Short-time work (STW) is one of the most frequently used tools in times of economic crisis. It involves the temporary reduction of working time in order to secure employment and employees’ income, while at the same time enabling companies to reduce labour costs through state support.
During the economic and financial crisis in 2008/2009, Germany, in particular, benefitted from the widespread use of STW in containing unemployment despite a massive slump in economic output. It is therefore no surprise that in response to the current COVID 19 crisis, the use of STW may reach new record heights in Germany. The German government estimates that as a consequence of the COVID 19 crisis, the number of employees in short-time work could increase to approximately 2.35 million workers in 2020. In the last two decades, the number of workers affected by STW ranged between 100,000 and 200,000 per year.
However, a debate has recently emerged about the level of STW compensation, which currently amounts to 60 or (in households with children) 67 percent of the net pay. Against this background, German trade unions demand an increase of the statutory STW allowance to at least 80 percent of the net pay for the duration of the COVID 19 crisis. A just published study on Short-time compensation in the Corona crisis by Thorsten Schulten from the Institute of Economic and Social Research (WSI) in Düsseldorf and Torsten Müller from the ETUI illustrates that Germany is indeed at the bottom of the league among European countries with comparable regulations. The study furthermore illustrates that it is only through industry-level collective agreements negotiated by trade unions and employers’ associations that the German STW allowance reaches the same level as that of other European countries. In view of the low level of collective bargaining coverage in Germany, particularly in low-wage sectors, however, only a minority of employees actually benefit from these more beneficial arrangements.

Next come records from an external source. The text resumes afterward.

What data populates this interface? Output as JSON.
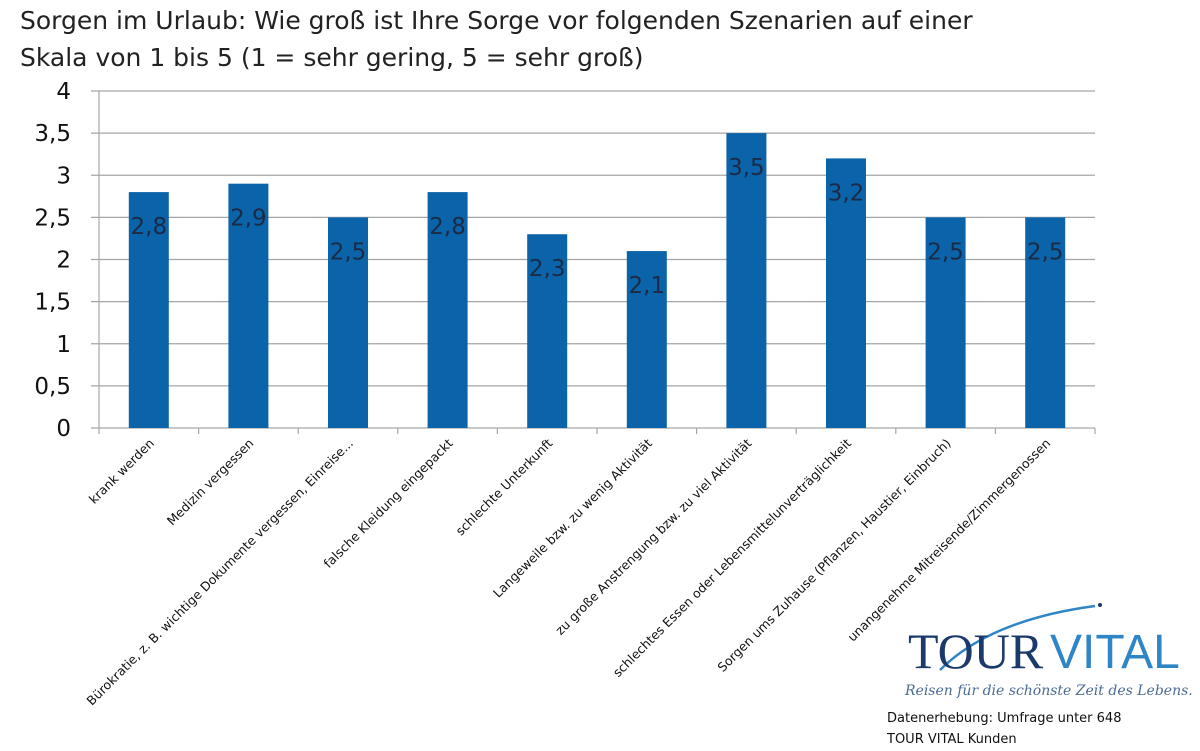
{
  "chart_data": {
    "type": "bar",
    "title_lines": [
      "Sorgen im Urlaub: Wie groß ist Ihre Sorge vor folgenden Szenarien auf einer",
      "Skala von 1 bis 5 (1 = sehr gering, 5 = sehr groß)"
    ],
    "categories": [
      "krank werden",
      "Medizin vergessen",
      "Bürokratie, z. B. wichtige Dokumente vergessen, Einreise...",
      "falsche Kleidung eingepackt",
      "schlechte Unterkunft",
      "Langeweile bzw. zu wenig Aktivität",
      "zu große Anstrengung bzw. zu viel Aktivität",
      "schlechtes Essen oder Lebensmittelunverträglichkeit",
      "Sorgen ums Zuhause (Pflanzen, Haustier, Einbruch)",
      "unangenehme Mitreisende/Zimmergenossen"
    ],
    "values": [
      2.8,
      2.9,
      2.5,
      2.8,
      2.3,
      2.1,
      3.5,
      3.2,
      2.5,
      2.5
    ],
    "data_labels": [
      "2,8",
      "2,9",
      "2,5",
      "2,8",
      "2,3",
      "2,1",
      "3,5",
      "3,2",
      "2,5",
      "2,5"
    ],
    "yticks": [
      0,
      0.5,
      1,
      1.5,
      2,
      2.5,
      3,
      3.5,
      4
    ],
    "ytick_labels": [
      "0",
      "0,5",
      "1",
      "1,5",
      "2",
      "2,5",
      "3",
      "3,5",
      "4"
    ],
    "ylim": [
      0,
      4
    ],
    "grid": true,
    "xlabel": "",
    "ylabel": "",
    "bar_color": "#0b63a9",
    "gridline_color": "#a6a6a6"
  },
  "logo": {
    "text_dark": "TOUR",
    "text_light": "VITAL",
    "tagline": "Reisen für die schönste Zeit des Lebens.",
    "dark_color": "#1b3a6b",
    "light_color": "#2f86c6"
  },
  "source": {
    "line1": "Datenerhebung: Umfrage unter 648",
    "line2": "TOUR VITAL Kunden"
  }
}
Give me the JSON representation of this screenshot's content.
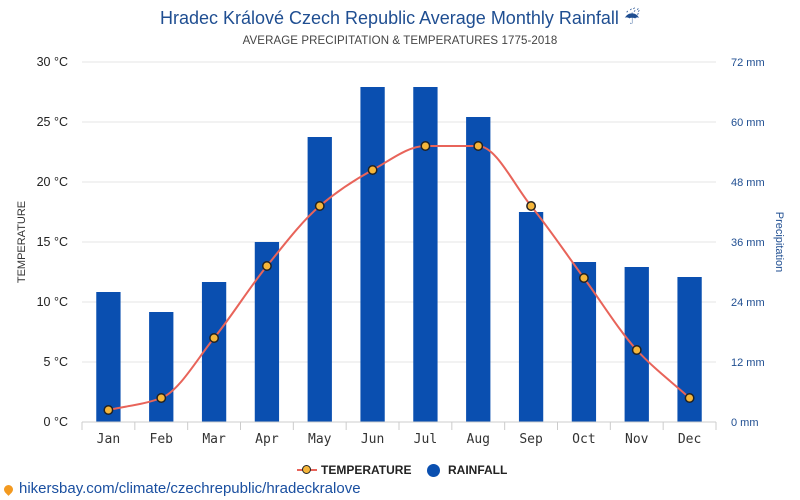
{
  "title": "Hradec Králové Czech Republic Average Monthly Rainfall",
  "title_icon": "umbrella-rain-icon",
  "subtitle": "AVERAGE PRECIPITATION & TEMPERATURES 1775-2018",
  "source": "hikersbay.com/climate/czechrepublic/hradeckralove",
  "colors": {
    "bar": "#0a4fb0",
    "line": "#e8645a",
    "marker_fill": "#f5b63a",
    "marker_stroke": "#222222",
    "grid": "#e6e6e6",
    "right_axis": "#1f4e91"
  },
  "chart_data": {
    "type": "bar",
    "categories": [
      "Jan",
      "Feb",
      "Mar",
      "Apr",
      "May",
      "Jun",
      "Jul",
      "Aug",
      "Sep",
      "Oct",
      "Nov",
      "Dec"
    ],
    "y_left": {
      "label": "TEMPERATURE",
      "ticks": [
        "0 °C",
        "5 °C",
        "10 °C",
        "15 °C",
        "20 °C",
        "25 °C",
        "30 °C"
      ],
      "range": [
        0,
        30
      ]
    },
    "y_right": {
      "label": "Precipitation",
      "ticks": [
        "0 mm",
        "12 mm",
        "24 mm",
        "36 mm",
        "48 mm",
        "60 mm",
        "72 mm"
      ],
      "range": [
        0,
        72
      ]
    },
    "series": [
      {
        "name": "TEMPERATURE",
        "type": "line",
        "axis": "left",
        "values": [
          1,
          2,
          7,
          13,
          18,
          21,
          23,
          23,
          18,
          12,
          6,
          2
        ]
      },
      {
        "name": "RAINFALL",
        "type": "bar",
        "axis": "right",
        "values": [
          26,
          22,
          28,
          36,
          57,
          67,
          67,
          61,
          42,
          32,
          31,
          29
        ]
      }
    ],
    "grid": true,
    "legend": "bottom-center"
  }
}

Many European countries pay a significantly higher STW allowance of 80 to 100 percent. Of the 15 European countries included in the study, four countries (Ireland, Denmark, the Netherlands and Norway) pay an STW allowance that covers up to 100 percent of the loss of wages (see the graph below). In Sweden, the STW compensation varies between 92.5 and 96 percent depending on the extent of STW. In four countries (Austria, the UK, Italy and Switzerland), the STW allowance is 80 percent, with the lower wage groups in Austria receiving a higher premium of up to 90 percent. In Spain, Belgium and France, 70 percent of the loss of earnings is compensated, while in Portugal two thirds (66.66 percent) are paid. The STW allowance is paid on a net or gross basis, depending on the country. In countries where gross pay is compensated, the net payment can be even higher. This is the case in France, for example, where due to the tax exemption, a STW allowance of 70 percent the gross wage corresponds to a net compensation of 84 percent.
Graph: Short-Time allowance in percent of pay in selected European countries
Note: * In some industries the level is substantially higher where it is supplemented by collective agreements.
Source: Schulten and Müller: Kurzarbeitergeld in der Corona-Krise – Aktuelle Regelungen in Deutschland und Europa, WSI Policy Brief Nr. 38, 04/2020
In Germany, the loss of income resulting from STW is partially compensated for by industry-level collective agreements, which generally increase the statutory STW allowance up to a level between 75 and 100 percent of net pay. Examples of industries which in the context of the COVID 19 crisis have negotiated improved conditions include: the film industry (100% of net wages); metalworking (80-97%); chemicals (90%); automotive craft (KfZ-Handwerk) (90%); systems-based food catering sector (Systemgastronomie) (90%); textiles services (80%); and the wood and plastics industry (75%).
According to the authors Schulten and Müller, even though more and more industries have collective agreements to increase the STW compensation, they will only apply to a minority of the employees covered by the agreement. As Schulten and Müller point out, "particularly in the classic low-wage sectors, there are often no collectively agreed subsidies supplementing the statutory STW allowance". Furthermore, in low-wage sectors, collective bargaining coverage is usually particularly low. "However, low-income employees in particular cannot make ends meet for long with a net income loss of 40 percent. For the period of the COVID-19 crisis, the researchers therefore argue that Germany should increase its statutory STW allowance to at least 80 percent of the net pay, similar to the situation in other European countries and in particular Austria, with a higher increase of up to 90 percent for employees in the low-wage sector.